One of the most memorable pieces for me in the book was “A Fat Lot of Good That Did: How an Art Studio Transformed My Eyes” by Jerome Stuart. Stuart is a visual artist whose essay details the impact renting a private art studio had on his relationship with his body and sexuality. The author explores learning to photograph himself in the studio. He takes naked pictures of himself for the first time and sends them to other men. He also writes about dancing around in his studio and wearing sexy clothes that make him feel good. Pleasure is central to his essay, and the writing is extremely personal and vulnerable — one of the strengths of the anthology as a whole.
Speaking of pleasure, there’re a lot of sexy, erotic experiences related in the anthology. The poem “Cantaloupe season” by LJ Sitler opens, “My lover—/ They say they love to watch me eat,” and continues with lines such as “I am not fat solely/ because of my joy in eating.”

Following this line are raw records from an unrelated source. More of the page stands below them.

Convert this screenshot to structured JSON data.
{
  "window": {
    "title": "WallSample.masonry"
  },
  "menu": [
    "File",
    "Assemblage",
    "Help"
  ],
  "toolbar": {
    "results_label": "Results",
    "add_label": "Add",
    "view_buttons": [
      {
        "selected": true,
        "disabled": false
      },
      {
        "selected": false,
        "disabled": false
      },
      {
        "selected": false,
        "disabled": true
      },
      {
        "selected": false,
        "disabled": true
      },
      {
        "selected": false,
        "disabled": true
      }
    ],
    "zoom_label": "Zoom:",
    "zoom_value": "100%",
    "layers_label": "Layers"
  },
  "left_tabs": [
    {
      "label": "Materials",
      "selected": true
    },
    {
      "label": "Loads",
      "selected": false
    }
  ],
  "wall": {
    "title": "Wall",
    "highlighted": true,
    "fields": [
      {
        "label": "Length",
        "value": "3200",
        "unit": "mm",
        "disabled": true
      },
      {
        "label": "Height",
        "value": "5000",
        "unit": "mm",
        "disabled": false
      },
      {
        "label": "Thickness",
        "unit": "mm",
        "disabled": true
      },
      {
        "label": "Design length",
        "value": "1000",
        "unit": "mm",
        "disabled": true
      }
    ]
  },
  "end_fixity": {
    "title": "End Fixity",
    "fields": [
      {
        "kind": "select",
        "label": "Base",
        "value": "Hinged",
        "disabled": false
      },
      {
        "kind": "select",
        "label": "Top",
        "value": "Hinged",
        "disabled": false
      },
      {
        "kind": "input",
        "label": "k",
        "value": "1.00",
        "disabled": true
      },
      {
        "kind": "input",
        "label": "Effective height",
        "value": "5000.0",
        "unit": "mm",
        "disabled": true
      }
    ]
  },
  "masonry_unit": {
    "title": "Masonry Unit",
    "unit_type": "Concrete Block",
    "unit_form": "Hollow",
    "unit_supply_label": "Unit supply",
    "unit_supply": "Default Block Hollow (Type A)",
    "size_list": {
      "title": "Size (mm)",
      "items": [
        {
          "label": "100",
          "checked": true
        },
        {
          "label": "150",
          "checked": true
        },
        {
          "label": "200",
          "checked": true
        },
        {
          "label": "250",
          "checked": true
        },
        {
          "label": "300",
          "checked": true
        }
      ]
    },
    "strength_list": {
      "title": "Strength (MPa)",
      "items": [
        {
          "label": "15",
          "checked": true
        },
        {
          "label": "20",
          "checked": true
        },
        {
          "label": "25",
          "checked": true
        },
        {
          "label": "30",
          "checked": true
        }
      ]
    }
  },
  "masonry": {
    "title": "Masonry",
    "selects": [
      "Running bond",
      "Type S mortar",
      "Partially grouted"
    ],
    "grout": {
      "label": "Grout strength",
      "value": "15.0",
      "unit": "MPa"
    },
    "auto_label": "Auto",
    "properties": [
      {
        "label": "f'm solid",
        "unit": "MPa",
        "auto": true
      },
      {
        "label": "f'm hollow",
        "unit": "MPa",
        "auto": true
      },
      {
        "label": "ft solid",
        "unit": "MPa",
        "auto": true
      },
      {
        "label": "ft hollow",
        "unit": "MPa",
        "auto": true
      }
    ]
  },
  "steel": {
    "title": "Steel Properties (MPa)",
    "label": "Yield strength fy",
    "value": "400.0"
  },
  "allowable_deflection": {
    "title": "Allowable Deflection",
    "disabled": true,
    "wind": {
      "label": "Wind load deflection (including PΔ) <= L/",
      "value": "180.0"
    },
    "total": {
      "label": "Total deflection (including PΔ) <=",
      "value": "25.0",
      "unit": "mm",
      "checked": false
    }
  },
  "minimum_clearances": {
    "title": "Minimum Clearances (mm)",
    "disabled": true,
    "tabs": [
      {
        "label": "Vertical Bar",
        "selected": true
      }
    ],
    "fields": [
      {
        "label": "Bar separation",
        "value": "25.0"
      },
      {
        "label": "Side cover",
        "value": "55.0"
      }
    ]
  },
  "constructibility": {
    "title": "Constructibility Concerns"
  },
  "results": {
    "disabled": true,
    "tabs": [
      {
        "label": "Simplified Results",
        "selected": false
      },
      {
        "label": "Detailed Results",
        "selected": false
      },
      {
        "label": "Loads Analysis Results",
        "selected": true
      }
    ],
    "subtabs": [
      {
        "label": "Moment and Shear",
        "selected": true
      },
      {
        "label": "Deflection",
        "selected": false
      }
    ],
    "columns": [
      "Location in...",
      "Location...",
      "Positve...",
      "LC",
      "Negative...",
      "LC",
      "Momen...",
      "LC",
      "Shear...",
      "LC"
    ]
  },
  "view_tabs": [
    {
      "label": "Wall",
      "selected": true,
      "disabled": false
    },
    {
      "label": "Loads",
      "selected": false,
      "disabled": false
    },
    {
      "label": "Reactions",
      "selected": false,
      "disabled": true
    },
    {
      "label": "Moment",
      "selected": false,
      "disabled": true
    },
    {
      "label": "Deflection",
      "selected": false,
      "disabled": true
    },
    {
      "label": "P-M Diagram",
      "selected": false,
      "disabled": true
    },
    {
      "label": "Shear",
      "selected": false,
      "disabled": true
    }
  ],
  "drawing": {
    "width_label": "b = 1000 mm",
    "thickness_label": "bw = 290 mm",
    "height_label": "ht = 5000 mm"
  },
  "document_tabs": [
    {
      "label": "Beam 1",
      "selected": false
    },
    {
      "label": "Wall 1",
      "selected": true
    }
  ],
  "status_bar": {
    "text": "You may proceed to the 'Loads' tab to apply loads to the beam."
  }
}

The book also includes essays by authors who identify as gainers, a term for queer men who derive sexual pleasure from the erotic acts of eating and growing larger. “Dropping Fictions and Gaining Visibility” by Bruce Owens Grimm and “Large and In Charge” by Fletcher Cullinane explore the authors’ relationships with gaining, dating other men and constructing a positive self-image. Grimm writes, “I want the world to see how fat I am. I do not want to be a secret.” In Cullinane’s essay, he describes his forays into online dating and finding community with other gainers and encouragers. These pieces provocatively challenge the ideas that being fat is a tragedy instead of sexy and inevitable instead of a choice.
The anthology highlights the power in deciding we deserve to take up space and to ask for what we want. In the piece by Moore, “Lessons Learned and Unlearned,” he writes about eventually realizing that people’s comments about his body and weight were all attempts to make him smaller: “[T]hey are saying that I should be less successful, less gay, less black, less smart.” But Moore rejects the idea that the problem is with him; instead, he writes, “I have learned that whatever amount of space I take up, I have the right to occupy.”

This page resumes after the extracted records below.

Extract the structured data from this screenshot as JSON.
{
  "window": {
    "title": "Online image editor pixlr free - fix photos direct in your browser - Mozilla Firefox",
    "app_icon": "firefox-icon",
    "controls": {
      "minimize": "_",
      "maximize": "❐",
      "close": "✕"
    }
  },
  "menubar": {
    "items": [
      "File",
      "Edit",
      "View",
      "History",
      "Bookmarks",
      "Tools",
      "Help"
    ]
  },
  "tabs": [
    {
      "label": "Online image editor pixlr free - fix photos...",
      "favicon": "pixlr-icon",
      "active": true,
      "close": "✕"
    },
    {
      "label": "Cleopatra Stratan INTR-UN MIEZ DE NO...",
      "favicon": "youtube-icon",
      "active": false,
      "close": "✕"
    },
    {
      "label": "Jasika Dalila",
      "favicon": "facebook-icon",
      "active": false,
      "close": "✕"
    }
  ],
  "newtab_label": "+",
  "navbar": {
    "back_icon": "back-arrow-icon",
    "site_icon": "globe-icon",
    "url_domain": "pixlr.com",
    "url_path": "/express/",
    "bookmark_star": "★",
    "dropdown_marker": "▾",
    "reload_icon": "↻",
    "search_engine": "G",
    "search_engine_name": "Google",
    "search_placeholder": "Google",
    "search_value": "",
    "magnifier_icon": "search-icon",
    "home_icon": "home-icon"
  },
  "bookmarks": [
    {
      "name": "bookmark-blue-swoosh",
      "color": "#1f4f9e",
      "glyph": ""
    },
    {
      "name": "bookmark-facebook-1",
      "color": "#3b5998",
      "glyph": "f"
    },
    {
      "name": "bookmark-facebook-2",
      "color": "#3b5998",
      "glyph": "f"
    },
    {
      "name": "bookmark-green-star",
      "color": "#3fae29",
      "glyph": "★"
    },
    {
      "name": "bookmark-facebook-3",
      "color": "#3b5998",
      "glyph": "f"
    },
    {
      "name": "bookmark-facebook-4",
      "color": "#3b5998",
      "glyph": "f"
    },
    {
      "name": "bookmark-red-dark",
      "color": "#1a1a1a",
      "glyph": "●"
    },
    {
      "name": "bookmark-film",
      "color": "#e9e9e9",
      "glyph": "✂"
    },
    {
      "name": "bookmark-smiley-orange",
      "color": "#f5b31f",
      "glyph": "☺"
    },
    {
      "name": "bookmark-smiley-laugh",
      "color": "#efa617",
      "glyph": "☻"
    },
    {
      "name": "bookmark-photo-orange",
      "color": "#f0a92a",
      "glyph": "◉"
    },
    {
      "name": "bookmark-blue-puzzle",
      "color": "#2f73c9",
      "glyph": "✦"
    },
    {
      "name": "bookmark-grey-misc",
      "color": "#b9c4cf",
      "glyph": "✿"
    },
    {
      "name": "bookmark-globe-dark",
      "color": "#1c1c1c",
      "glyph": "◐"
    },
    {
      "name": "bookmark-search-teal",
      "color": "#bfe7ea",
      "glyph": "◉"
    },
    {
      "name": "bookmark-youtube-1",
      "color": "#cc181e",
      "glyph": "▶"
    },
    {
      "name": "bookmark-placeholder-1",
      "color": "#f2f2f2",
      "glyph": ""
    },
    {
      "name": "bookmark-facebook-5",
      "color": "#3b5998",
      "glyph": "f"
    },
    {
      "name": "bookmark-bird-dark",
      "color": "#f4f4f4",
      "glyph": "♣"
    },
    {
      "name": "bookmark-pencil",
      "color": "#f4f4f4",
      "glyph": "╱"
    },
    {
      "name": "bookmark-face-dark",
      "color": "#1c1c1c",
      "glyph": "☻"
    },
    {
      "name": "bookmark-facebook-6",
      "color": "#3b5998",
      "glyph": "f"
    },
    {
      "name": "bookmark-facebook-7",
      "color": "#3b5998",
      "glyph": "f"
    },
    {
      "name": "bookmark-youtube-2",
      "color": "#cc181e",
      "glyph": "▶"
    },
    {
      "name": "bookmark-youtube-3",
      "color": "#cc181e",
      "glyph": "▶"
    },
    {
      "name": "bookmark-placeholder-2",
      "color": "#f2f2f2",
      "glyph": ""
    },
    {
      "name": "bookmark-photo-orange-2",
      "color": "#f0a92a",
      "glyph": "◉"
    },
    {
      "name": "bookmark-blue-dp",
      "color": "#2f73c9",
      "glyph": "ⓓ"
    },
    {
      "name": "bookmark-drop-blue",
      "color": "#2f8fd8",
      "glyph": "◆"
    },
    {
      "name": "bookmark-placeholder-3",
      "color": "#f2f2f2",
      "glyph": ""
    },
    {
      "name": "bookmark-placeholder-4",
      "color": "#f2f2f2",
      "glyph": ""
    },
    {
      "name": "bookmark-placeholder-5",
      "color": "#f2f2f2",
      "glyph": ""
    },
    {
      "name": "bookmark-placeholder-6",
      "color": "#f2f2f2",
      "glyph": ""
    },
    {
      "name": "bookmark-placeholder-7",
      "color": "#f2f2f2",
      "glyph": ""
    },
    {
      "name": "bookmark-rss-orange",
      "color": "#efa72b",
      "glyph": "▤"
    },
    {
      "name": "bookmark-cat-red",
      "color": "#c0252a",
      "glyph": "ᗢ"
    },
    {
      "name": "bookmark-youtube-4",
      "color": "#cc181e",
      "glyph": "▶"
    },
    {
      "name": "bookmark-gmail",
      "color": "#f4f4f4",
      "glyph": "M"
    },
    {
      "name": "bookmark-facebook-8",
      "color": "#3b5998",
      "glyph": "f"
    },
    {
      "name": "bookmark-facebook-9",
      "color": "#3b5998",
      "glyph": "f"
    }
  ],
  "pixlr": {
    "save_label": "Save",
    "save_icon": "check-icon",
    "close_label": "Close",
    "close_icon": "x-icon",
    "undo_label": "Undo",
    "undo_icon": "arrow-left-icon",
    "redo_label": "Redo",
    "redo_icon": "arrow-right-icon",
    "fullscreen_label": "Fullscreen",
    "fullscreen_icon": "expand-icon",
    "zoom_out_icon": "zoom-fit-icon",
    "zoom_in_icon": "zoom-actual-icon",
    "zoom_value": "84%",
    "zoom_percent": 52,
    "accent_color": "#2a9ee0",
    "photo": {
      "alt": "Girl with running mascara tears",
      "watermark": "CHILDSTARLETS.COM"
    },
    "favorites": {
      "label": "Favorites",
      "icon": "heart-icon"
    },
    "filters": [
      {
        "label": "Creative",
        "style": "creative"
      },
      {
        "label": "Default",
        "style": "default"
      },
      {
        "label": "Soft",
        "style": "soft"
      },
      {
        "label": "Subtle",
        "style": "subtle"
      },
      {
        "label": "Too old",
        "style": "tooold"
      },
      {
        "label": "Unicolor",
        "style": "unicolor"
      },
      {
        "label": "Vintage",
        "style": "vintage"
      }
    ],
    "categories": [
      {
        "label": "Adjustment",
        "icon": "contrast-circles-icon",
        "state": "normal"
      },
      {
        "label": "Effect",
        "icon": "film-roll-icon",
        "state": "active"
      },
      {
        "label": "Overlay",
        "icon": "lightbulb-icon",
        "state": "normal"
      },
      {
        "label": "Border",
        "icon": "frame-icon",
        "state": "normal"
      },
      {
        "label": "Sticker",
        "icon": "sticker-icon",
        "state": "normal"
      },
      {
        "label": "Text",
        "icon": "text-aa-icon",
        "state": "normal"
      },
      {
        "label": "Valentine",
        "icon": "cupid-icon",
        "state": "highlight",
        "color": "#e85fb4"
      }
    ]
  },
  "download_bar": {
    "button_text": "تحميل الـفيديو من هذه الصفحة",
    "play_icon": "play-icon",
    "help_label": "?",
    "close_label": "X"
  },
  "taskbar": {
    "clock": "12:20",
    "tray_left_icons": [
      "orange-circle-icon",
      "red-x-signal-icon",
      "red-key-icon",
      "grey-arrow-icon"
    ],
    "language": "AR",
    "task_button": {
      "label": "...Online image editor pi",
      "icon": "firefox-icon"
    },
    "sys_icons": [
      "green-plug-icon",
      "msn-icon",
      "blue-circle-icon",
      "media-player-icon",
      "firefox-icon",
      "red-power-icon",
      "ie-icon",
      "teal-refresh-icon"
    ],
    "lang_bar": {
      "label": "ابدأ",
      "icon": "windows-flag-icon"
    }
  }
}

Queer and trans people are commonly told to hide ourselves, to not flaunt our differences, to try to blend in — and even more so for queer and trans people who are also fat. It’s powerful and striking that many writers in this book have managed to reject the pressure to shrink themselves.
“Fat and Queer” is an important new collection, with voices speaking to gender, sexuality, race and fatness in ways that are vulnerable, surprising and affecting. The book is a valuable reading experience for anyone who has ever felt that their body makes them different or even wondered what it’s like to have a body that’s considered “different.” The anthology invites us to come vulnerably and joyfully into a fatter, queerer world where our entire selves can be treasured and celebrated.